Writer: Susan Himes, 325-657-7315, Susan.Himes@ag.tamu.edu
Contacts: Dr. Reid Redden, 325-653-4576, Reid.Redden@ag.tamu.edu
Dr. John Walker, 325-653-4576, email@example.com
SONORA – Texas A&M AgriLife Research recently held a two-day sheep and goat workshop in collaboration with the Texas Parks and Wildlife Department.
The workshop was held at the Sonora station, which is part of the Texas A&M AgriLife Research and Extension Center at San Angelo. It helped create a dialogue between the state agencies and provided additional education for TPWD biologists about the Texas sheep and goat industry, plus explained how ranches can successfully support both wildlife and small ruminants.
“The workshop really helped the biologists understand the livestock end of ranching in addition to wildlife ranching,” said Dr. John Walker, Texas A&M AgriLife center director, San Angelo.
“As these biologists get questions from landowners in Texas, they can be more aware of the sheep and goats’ needs as that fits in with the wildlife interests of those landowners,” said Dr. Reid Redden, Texas A&M AgriLife Extension Service sheep and goat specialist, San Angelo.
Day one of the workshop highlighted regional ranches with in-person tours. There was also a panel discussion, which consisted of Sutton and Edwards county small ruminant ranchers, wildlife ranchers and dual category ranchers.
Speakers included Walker, Redden and Dr. Doug Tolleson, AgriLife Research rangeland scientist, Sonora.
The second day’s focus covered the history of ranching and research at the Sonora station and included a tour of the station. Topics covered included the area’s stocking rates for livestock and wildlife; economics of regional livestock and wildlife leases; how small ruminants are managed on a ranch; and markets available to producers.

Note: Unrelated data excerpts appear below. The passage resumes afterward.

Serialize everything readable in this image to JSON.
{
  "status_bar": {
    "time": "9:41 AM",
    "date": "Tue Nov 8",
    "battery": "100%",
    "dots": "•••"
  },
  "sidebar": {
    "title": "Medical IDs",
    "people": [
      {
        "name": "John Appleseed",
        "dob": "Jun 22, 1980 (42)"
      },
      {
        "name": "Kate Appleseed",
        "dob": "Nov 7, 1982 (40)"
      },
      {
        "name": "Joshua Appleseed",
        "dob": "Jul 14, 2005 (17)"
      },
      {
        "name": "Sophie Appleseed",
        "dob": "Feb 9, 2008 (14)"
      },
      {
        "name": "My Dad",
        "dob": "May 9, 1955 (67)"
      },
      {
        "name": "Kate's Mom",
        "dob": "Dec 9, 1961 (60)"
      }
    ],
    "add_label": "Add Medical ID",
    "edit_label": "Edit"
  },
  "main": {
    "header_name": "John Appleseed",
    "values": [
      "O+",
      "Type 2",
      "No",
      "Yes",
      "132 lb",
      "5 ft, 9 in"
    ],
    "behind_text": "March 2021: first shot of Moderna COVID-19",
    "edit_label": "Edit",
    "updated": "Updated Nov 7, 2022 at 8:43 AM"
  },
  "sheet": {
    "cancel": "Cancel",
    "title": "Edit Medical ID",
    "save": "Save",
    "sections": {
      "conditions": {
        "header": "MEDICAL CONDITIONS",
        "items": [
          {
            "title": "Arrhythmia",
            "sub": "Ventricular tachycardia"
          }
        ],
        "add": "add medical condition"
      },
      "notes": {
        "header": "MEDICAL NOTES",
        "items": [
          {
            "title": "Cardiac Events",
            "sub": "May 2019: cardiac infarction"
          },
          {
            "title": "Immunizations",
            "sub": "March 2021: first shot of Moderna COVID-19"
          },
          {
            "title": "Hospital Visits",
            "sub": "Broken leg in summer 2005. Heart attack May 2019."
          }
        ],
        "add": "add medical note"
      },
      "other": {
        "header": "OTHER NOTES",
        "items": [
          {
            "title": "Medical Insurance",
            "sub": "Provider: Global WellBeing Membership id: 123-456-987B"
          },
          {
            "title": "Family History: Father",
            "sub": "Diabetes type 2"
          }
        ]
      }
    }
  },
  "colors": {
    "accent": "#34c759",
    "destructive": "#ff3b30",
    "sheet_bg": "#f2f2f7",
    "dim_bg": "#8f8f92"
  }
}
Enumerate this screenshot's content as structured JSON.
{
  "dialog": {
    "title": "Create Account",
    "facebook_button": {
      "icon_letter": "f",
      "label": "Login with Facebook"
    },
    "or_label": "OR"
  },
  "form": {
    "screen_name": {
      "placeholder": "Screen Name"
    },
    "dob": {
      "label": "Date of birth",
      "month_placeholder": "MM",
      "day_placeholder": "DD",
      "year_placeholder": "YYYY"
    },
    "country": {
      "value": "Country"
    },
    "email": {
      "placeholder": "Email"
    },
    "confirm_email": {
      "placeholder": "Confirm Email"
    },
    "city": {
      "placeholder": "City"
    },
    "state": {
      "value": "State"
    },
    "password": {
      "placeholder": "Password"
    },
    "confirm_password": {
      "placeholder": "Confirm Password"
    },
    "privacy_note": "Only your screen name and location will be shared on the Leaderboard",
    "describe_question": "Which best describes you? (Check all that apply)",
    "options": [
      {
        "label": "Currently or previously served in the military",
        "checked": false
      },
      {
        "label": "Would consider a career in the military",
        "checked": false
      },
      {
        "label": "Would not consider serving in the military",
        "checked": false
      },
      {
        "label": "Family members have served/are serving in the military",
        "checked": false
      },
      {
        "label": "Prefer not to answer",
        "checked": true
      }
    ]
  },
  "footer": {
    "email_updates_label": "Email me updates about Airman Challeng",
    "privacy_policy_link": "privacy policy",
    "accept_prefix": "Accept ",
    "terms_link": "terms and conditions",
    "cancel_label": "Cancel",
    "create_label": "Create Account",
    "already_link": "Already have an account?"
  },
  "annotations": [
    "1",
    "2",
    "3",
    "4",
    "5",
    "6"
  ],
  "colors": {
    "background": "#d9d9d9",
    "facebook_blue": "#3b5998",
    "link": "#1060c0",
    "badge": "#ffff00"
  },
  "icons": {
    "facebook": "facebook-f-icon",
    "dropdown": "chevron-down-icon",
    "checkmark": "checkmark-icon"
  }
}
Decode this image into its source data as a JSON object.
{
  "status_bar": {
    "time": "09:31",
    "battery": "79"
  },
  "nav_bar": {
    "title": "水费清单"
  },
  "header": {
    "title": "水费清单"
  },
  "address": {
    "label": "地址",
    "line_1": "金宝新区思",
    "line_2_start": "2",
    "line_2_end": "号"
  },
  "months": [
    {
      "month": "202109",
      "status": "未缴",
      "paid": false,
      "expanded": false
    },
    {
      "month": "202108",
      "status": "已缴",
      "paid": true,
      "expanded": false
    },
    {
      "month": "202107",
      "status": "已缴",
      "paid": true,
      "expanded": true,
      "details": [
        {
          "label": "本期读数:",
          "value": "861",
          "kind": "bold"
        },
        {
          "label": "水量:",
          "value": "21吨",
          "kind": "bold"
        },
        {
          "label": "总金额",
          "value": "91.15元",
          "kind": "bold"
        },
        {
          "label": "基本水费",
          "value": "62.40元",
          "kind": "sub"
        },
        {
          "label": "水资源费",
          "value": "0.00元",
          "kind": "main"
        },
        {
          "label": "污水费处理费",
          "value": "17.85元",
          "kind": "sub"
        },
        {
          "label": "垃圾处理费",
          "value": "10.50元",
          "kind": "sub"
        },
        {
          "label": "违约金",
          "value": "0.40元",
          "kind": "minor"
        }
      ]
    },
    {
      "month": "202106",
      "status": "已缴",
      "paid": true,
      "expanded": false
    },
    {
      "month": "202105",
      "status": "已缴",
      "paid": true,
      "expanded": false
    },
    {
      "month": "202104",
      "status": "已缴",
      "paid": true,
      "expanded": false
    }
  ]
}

“Our goal from the workshop was to help our biologists by creating a better understanding of the industry and the economics driving the decisions that landowners are making,” said Dale Prochaska, TPWD Wildlife Division II regional director, Brownwood. “ A good working knowledge of how and why livestock decisions are made will certainly help our biologists as they assist producers in making good wildlife and habitat management decisions. We appreciate the knowledge shared and the relationships that this workshop has helped to create.”